Sebuah ruangan yang hanya diterangi lampu redup itu terasa begitu tegang. Di dalamnya, duduk beberapa orang yang berkumpul dalam keheningan. Komisaris Bram dan Inspektur Ryan berada di ujung meja, sementara di sekelilingnya ada Arel, Edric, dan Azhari—para ayah yang selama ini berusaha menguak kebenaran tentang eksperimen yang tersembunyi. Tepat di seberang mereka, duduk Tabitha, Angga, Daniel, dan Zunaira, keempat anak yang menjadi bagian tak terpisahkan dari teka-teki besar ini.
Di tengah meja panjang, sebuah brankas besi yang selama ini terkubur dalam sejarah kini berdiri kokoh, siap untuk dibuka.
Komisaris Bram melirik Inspektur Ryan sebelum berbicara. "Kalian semua sudah melewati tahap wawancara sebagai saksi, dan sejauh ini laporan kalian cukup membantu dalam menyusun benang merah dari kasus ini." Ia menatap wajah-wajah yang kelelahan, terutama para remaja yang masih membawa beban kehilangan di mata mereka. "Tapi satu hal yang belum kita ketahui... adalah isi dari brankas ini."

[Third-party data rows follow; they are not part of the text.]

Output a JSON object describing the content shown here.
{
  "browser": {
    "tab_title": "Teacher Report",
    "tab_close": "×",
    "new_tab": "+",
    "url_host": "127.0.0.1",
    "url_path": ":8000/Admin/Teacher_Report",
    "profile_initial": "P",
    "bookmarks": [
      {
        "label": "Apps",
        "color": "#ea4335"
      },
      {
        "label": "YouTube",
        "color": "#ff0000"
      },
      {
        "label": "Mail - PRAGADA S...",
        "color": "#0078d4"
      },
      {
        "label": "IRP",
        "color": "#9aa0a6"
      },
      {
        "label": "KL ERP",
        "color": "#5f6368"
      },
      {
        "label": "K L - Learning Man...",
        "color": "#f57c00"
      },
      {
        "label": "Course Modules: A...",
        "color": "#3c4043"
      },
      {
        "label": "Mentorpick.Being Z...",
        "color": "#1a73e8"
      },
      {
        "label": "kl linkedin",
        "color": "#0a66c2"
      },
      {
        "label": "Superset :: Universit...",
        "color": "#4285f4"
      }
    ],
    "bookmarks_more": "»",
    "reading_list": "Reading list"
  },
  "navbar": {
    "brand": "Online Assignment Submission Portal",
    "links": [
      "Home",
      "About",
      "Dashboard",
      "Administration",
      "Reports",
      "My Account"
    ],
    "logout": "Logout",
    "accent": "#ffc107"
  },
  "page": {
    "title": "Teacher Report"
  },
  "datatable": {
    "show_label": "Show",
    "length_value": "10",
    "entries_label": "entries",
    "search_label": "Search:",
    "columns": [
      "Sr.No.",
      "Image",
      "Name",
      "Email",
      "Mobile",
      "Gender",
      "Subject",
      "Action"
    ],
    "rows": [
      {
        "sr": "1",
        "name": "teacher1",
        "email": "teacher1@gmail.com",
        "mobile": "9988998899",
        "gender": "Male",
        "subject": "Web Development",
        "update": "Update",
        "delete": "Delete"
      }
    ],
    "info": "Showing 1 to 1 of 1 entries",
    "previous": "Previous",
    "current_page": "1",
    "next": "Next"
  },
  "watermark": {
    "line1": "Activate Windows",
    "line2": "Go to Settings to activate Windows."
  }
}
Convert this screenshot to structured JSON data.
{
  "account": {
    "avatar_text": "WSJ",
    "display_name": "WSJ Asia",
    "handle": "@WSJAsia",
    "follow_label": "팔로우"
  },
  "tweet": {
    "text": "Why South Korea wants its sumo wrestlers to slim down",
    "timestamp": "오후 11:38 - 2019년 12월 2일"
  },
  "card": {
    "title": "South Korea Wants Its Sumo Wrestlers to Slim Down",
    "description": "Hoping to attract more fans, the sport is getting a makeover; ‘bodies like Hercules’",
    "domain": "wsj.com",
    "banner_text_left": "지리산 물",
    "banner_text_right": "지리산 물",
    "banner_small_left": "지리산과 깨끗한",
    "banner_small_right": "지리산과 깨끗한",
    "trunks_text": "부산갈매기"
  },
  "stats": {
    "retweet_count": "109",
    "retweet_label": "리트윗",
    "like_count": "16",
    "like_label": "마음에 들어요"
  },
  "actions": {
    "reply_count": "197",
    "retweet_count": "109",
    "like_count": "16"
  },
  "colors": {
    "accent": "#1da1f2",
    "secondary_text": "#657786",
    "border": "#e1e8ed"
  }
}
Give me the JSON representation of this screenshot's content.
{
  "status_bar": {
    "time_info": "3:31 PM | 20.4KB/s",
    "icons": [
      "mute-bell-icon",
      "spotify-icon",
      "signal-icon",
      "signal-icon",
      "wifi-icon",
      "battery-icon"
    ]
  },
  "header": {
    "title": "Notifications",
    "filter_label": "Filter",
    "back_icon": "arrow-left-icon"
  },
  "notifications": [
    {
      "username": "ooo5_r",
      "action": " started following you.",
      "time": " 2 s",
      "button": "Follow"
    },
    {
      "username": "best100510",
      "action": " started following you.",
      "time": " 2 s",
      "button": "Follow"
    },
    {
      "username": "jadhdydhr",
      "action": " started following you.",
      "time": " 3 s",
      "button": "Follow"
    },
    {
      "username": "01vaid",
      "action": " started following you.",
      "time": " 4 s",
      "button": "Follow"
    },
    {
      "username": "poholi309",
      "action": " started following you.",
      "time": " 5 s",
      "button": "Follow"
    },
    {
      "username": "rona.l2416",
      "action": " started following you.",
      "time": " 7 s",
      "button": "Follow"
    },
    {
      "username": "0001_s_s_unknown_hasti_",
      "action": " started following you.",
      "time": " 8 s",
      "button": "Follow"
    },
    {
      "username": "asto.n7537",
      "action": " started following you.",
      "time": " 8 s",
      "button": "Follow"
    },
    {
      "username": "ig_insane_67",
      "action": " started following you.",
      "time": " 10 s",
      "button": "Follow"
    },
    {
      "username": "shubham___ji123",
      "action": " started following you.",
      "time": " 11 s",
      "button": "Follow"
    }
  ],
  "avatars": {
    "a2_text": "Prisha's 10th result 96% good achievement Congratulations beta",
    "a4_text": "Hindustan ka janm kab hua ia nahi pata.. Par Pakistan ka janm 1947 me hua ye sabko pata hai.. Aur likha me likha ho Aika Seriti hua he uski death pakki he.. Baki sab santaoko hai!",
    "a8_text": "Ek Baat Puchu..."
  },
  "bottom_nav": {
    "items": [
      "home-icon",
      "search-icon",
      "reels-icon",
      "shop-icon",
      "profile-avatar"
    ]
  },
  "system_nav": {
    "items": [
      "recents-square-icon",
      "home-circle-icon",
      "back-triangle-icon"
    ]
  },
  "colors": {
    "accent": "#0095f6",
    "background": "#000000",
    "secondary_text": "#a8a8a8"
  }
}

Inspektur Ryan menambahkan, "Kami sudah berusaha membukanya, tetapi sistem keamanannya jauh lebih rumit. Ini bukan brankas biasa. Ada kode unik yang harus dimasukkan, kemungkinan besar hanya diketahui oleh orang-orang yang dulu bekerja di dalam laboratorium itu."
Suasana semakin mencekam ketika Inspektur Ryan menatap mereka semua dengan serius. "Kita harus segera membuka ini dan melihat apa yang ada di dalamnya."
Semua mata otomatis beralih ke Tabitha. Tidak perlu ada yang berbicara. Mereka semua tahu, gadis itu adalah kuncinya.
Tabitha menarik napas dalam, berusaha menguatkan dirinya. Perlahan, dia bangkit dari tempat duduknya dan melangkah menuju brankas besi yang kokoh itu. Tangannya sedikit gemetar, bukan hanya karena gugup, tetapi juga karena rasa sakit yang kembali menusuk di lengannya.
Saat hendak memasukkan kode, dia berhenti sejenak. Matanya menatap pergelangan tangan kirinya—di sana, perban putih masih membalut luka sayatan yang belum sepenuhnya sembuh. Luka yang ia dapat dari kekejaman Darius, yang dengan sadisnya menyayat kulitnya hanya agar ia membuka brankas ini untuknya.
Tangannya perlahan menyentuh luka itu. Rasa perihnya kembali terasa. Luka fisik bisa sembuh… tapi luka di dalam hatinya?
Mata Zunaira sedikit berkaca-kaca melihat sahabatnya yang selama ini selalu kuat, kini menahan luka yang begitu dalam.
Tabitha menarik napas panjang, lalu dengan tangan gemetar, ia mulai memasukkan kode.
7… 2... 7... 4…
Sejenak, tidak ada yang terjadi.
Kemudian, terdengar klik yang begitu pelan, namun jelas terdengar di ruangan yang hening itu.
Brankas itu terbuka.
Tabitha menatap bagian dalamnya dengan napas yang masih memburu. Perlahan, dia melangkah mundur, seakan takut dengan apa yang baru saja dia buka.
Mereka semua menatap isi brankas itu.
Tumpukan dokumen tua yang menguning, rekaman dalam bentuk kaset, dan satu cd mikro lama berwarna hitam yang tampak jauh lebih menarik dibandingkan benda lainnya.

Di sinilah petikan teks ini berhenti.